I just purchased an arduino kit, and it's been fun to play with.
One of the basic input is using a push button.
In the tutorial, we connect it in between 5V and a digital input, but we also add a 10K ohm resistor between that digital input and ground.
I'd like to know why do we need that resistor?
Poor tutorial. Assumes people don't get the concept of reading a low to start an action, so resistor is used to hold the pin low until the pin is shorted tothe +5 supply - many cases of miswiring result in +5 being shorted to Gnd instead.
Use the internal pullup resistor that is available on all pins, and connect the pin to Gnd to show it is active instead:
pinMode(pinX, INPUT_PULLUP); // input mode with internal pullup resistor enabled.
// wire button to connect pin to Gnd when pressed.

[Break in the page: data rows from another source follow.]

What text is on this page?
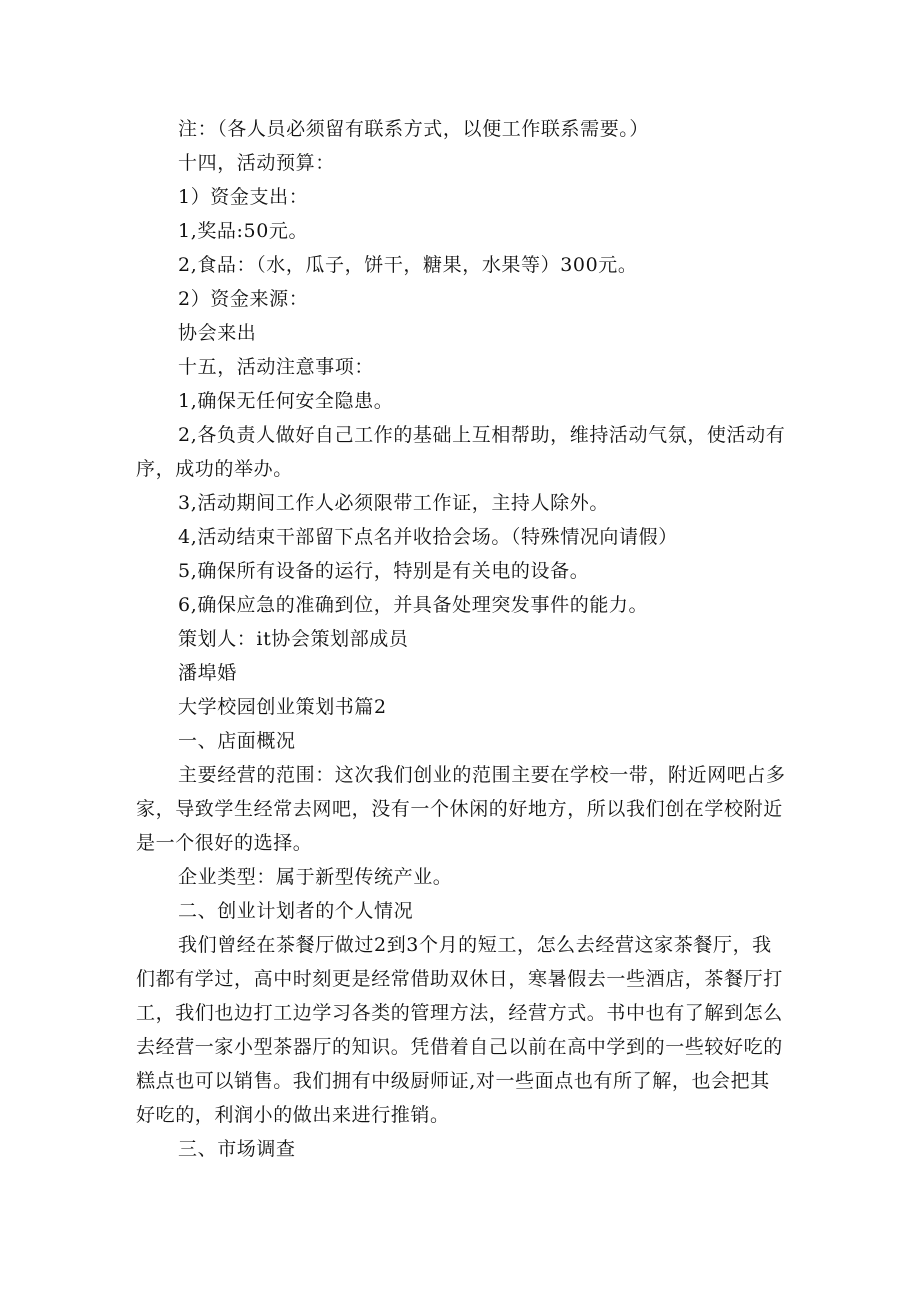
注：（各人员必须留有联系方式，以便工作联系需要。）

十四，活动预算：

1）资金支出：

1,奖品:50元。

2,食品：（水，瓜子，饼干，糖果，水果等）300元。

2）资金来源：

协会来出

十五，活动注意事项：

1,确保无任何安全隐患。

2,各负责人做好自己工作的基础上互相帮助，维持活动气氛，使活动有序，成功的举办。

3,活动期间工作人必须限带工作证，主持人除外。

4,活动结束干部留下点名并收拾会场。（特殊情况向请假）

5,确保所有设备的运行，特别是有关电的设备。

6,确保应急的准确到位，并具备处理突发事件的能力。

策划人：it协会策划部成员

潘埠婚

大学校园创业策划书篇2

一、店面概况

主要经营的范围：这次我们创业的范围主要在学校一带，附近网吧占多家，导致学生经常去网吧，没有一个休闲的好地方，所以我们创在学校附近是一个很好的选择。

企业类型：属于新型传统产业。

二、创业计划者的个人情况

我们曾经在茶餐厅做过2到3个月的短工，怎么去经营这家茶餐厅，我们都有学过，高中时刻更是经常借助双休日，寒暑假去一些酒店，茶餐厅打工，我们也边打工边学习各类的管理方法，经营方式。书中也有了解到怎么去经营一家小型茶器厅的知识。凭借着自己以前在高中学到的一些较好吃的糕点也可以销售。我们拥有中级厨师证,对一些面点也有所了解，也会把其好吃的，利润小的做出来进行推销。

三、市场调查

if (digitalRead(pinX) == LOW){
// button is pressed, do something
}
// option:
else {
// button is not pressed, do something else, or ignore
}
You need the resistor because an input on the Arduino that is not connected to anything can "float", and end up at almost any voltage - and randomly read either HIGH or LOW. The resistor "pulls down" the pin to ground to keep it in the LOW state until you push the button to set it at a HIGH state.
A CMOS input is fully isolated from the rest of the chip by a layer of silicon dioxide
which is an extremely good insulator. That layer is the gate oxide of the first FETs
(field-effect transistor) in the input circuitry. Only the voltage on the pin affects the
rest of the chip, there is negligible current flowing (pico amps at most at room temperature).
Thus pins set as inputs pick up any stray signal going, influence of nearby signals,
static charges on nearby insulators, etc etc. Unless you connect them somehow to a
known voltage.
A pull-up or pull-down resistor defines the voltage of the pin (but won't prevent it
responding to the switch shorting it to Vcc (or ground or whatever).